D’Artagnan non era dello stesso parere.

 

“Personale.”

 

“Potreste chiedere tutto quello che volete! La Regina parlava di un ricevimento che si terrà a Corte. Se quella collana comparisse prima di quel giorno, non avrete più bisogno dei miei favori per chiedere un colloquio! Basterà fare il vostro nome, sarà lei stessa a chiamarvi a Corte! Al cospetto del Re non avreste da chiedere favori a nessun altro!”- disse Constance.

 

D’Artagnan vide se stesso in alta uniforme, la mantella sventolare alla brezza di un cielo mattutino, la mano sulla lama del rapière, gli occhi sugli anelli del Re. In groppa al suo ronzino decorato delle migliori armature, schiere di cavalleria al suo comando, il ritorno vittorioso.

 

Porthos ingoiò il boccone. Si pulì i denti con la lingua, controllò le unghie.

 

“Mentite”- disse, privo della minima attenzione.

 

“Come fate a dirlo?”- chiese Constance.

 

“Perchè dame come voi, che chiedono l’aiuto di uomini come noi, di solito mentono. Sappiamo cosa vuol dire essere ai servizi di qualcuno non fidato, abbagliati ed accecati dalla bellezza e dal fascino di una donna.”- disse Athos.

 

“Perchè?! Vi sembra questa una donna affascinante?”- chiese Porthos.

 

Aramis non disse nulla.
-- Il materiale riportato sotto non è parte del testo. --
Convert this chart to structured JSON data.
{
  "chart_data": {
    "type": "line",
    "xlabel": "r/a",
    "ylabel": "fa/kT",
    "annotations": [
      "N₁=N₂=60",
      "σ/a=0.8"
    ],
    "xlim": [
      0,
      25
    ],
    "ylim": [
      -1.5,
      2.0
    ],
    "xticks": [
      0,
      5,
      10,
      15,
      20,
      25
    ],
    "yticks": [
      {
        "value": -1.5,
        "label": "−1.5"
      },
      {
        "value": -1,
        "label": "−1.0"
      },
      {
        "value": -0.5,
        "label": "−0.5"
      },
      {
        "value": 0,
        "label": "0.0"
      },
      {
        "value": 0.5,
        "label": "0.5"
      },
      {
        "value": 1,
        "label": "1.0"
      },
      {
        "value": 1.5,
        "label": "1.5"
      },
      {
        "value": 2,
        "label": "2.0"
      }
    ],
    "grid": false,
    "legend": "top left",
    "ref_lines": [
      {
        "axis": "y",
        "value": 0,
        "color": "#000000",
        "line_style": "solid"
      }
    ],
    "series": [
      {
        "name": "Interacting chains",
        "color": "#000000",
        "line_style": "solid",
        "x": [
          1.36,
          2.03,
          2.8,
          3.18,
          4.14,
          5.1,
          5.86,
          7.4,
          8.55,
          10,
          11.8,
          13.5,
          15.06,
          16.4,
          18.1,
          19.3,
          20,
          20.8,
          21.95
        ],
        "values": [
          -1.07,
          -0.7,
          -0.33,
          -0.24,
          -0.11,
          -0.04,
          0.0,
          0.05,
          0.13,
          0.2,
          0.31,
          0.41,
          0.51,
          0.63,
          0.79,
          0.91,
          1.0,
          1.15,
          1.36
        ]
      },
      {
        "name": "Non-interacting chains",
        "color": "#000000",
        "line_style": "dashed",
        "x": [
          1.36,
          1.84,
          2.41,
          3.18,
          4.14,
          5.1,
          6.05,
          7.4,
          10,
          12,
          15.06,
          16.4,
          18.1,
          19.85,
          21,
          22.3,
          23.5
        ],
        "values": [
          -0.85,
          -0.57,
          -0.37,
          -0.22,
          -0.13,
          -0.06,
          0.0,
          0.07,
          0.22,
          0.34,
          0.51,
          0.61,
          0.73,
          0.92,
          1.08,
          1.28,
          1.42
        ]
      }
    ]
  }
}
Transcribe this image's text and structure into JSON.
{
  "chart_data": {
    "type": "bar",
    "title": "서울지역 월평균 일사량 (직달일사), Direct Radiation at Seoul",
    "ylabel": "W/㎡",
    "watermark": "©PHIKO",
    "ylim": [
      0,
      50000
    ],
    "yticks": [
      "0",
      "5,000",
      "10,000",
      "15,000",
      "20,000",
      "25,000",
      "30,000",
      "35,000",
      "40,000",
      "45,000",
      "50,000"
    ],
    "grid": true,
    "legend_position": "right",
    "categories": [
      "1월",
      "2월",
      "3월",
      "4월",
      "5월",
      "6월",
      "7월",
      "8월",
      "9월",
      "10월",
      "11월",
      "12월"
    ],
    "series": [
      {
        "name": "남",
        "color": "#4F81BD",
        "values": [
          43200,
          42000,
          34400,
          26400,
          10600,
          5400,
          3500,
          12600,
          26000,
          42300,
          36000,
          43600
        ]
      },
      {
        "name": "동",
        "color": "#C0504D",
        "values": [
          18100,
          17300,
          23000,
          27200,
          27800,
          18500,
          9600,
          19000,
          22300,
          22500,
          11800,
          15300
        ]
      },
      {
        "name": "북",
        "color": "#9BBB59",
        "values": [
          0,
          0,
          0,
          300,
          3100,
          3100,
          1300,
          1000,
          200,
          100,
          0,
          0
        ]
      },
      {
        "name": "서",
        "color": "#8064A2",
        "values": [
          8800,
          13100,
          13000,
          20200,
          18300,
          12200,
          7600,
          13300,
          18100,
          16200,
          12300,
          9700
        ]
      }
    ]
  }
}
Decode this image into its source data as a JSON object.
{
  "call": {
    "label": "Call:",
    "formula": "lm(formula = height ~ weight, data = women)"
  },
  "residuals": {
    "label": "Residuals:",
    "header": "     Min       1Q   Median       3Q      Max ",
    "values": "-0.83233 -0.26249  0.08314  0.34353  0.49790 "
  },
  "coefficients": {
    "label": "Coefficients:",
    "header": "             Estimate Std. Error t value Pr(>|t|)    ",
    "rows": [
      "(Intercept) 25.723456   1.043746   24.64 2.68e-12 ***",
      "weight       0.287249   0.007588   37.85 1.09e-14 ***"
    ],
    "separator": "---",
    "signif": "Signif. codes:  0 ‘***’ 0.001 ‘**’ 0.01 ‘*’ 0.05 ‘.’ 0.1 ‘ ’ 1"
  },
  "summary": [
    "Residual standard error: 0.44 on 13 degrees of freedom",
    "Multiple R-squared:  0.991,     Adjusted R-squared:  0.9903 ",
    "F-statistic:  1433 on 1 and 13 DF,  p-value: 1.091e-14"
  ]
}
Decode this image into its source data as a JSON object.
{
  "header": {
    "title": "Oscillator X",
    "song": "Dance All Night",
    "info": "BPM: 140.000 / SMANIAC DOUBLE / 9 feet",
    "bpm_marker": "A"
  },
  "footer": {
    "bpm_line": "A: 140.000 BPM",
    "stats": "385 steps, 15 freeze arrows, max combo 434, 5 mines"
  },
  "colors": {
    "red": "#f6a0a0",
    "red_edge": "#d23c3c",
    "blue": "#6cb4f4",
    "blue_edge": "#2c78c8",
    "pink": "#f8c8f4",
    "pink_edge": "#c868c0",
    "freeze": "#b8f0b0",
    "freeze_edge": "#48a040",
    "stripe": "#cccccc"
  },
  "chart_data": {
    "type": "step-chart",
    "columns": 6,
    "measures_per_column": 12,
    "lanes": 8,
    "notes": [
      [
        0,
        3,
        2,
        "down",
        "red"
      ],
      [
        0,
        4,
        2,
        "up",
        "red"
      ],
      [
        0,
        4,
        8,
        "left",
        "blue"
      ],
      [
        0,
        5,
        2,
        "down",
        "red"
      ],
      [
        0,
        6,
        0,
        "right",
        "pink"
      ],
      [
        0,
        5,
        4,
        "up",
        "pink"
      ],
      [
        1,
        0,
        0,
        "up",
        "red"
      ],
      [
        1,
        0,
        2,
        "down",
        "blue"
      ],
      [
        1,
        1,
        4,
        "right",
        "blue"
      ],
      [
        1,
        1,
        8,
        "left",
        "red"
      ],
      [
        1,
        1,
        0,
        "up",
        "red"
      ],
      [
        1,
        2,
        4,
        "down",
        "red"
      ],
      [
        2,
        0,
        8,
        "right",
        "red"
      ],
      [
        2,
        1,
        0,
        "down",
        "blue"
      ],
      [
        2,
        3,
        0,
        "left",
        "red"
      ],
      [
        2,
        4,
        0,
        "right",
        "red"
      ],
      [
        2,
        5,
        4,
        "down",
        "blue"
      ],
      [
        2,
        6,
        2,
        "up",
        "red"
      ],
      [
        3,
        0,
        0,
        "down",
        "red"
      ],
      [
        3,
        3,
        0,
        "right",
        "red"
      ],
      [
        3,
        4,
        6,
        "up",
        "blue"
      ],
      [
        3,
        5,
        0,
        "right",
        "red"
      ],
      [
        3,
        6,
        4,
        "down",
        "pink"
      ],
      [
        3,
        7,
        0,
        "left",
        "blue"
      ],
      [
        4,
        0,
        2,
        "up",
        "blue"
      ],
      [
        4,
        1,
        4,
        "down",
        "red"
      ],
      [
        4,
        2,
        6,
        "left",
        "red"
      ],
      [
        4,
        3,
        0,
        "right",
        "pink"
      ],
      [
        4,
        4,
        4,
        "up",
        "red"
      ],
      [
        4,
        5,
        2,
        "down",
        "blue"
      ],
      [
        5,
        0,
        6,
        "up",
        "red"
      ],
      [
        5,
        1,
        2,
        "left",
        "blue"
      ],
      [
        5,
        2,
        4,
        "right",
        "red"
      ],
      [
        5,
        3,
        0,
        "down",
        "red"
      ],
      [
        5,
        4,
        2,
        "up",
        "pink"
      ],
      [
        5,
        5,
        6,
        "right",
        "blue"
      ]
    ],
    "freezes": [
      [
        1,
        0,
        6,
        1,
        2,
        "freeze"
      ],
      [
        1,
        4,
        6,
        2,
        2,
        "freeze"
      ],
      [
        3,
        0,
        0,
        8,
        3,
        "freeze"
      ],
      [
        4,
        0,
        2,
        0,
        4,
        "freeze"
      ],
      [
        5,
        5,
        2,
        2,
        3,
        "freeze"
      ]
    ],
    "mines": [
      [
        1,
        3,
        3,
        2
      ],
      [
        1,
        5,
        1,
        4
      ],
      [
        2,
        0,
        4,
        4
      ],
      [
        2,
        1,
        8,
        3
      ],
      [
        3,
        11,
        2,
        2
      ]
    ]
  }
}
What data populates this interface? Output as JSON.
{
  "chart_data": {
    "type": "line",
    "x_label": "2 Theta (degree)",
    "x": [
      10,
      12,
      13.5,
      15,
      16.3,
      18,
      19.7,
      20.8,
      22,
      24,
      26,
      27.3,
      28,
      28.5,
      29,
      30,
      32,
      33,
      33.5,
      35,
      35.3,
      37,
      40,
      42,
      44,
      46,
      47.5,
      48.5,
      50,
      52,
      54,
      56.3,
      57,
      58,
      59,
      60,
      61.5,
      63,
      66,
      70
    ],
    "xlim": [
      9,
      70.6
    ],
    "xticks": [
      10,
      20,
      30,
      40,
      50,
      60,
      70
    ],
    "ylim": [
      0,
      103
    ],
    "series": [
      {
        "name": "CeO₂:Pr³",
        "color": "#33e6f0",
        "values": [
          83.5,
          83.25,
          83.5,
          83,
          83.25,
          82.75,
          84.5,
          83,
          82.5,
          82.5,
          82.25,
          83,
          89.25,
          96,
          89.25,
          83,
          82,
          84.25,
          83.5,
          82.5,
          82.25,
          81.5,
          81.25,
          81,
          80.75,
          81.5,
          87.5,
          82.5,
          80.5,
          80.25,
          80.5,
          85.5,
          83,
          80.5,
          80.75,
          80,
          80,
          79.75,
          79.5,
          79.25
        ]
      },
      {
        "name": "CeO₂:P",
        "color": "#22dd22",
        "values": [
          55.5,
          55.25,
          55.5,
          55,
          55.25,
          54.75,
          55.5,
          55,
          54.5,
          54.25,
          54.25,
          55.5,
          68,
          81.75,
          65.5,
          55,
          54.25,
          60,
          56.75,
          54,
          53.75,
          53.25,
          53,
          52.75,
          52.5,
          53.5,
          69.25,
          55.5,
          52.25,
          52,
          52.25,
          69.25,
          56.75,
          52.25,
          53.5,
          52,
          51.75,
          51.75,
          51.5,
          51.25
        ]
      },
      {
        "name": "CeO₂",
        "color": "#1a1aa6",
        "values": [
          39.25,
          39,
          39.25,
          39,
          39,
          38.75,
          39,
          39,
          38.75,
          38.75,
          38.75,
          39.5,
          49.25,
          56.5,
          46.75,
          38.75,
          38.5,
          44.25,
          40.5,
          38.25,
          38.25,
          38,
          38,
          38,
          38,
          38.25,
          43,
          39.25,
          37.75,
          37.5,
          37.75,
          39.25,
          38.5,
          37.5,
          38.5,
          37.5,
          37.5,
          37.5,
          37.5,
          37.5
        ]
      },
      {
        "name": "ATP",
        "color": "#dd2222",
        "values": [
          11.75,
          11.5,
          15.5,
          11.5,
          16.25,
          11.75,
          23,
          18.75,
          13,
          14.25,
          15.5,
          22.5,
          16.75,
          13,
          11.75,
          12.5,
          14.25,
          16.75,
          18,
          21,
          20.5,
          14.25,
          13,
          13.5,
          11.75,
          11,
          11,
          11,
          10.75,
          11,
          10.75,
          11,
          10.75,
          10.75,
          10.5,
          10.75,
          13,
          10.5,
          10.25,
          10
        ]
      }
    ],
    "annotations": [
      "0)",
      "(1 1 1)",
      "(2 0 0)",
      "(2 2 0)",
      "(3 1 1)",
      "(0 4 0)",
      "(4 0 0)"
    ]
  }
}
Apparentemente immobile, fece un gesto troppo veloce per essere notato e Porthos strinse le mani allo stomaco, si protrasse in avanti e piegò le ginocchia dal dolore lancinante.

 

“Che gli Dèi vi maledicano!”- disse, senza aria nei polmoni.

 

Il giovane lo scavalcò con un balzo felino e, rivolto verso Athos e D’Artagnan disse:

 

“Constance porta spesso i messaggi della Regina anche in ambienti come quello di Madame de Chevreuse. Può mentire, certo, ma non cadrebbe a suo favore. Si troverebbe contro troppi nobili. Una lettera sbagliata, un messaggio di troppo e... Non sarebbe più qui con noi a spiegarci come stanno veramente le cose. Per quanto non possa fidarmi di chiunque, viste le mie conoscenze, la trovo di sicuro più affidabile della vostra Milady!”- concluse il giovane.

 

“Non mi fido di lei. Non mi fido del guascone. Non mi interessa affatto cosa capiti alla Regina spagnola. Mi fido a mala pena di voi, delle vostre parole. Di quello che avete appena pronunciato. Vendetta. E vendetta sia.”- Athos prese la spalla del compagno e gli strinse la mano.

 

Il terzo moschettiere si riprese dall’urto. Una volta che D’Artagnan, Aramis ed Athos presero la decisione di aiutare la ragazza, Porthos rivalutò l’offerta di Constance: un ricevimento di corte dove la Regina e il Re avrebbero fatto il suo nome. 

Vestiti giusti e gente giusta: lussi sognati da una vita.

 

“Prendete le vostre cose, partiamo ora!” 

 

Porthos corse subito in camera a preparare le valige.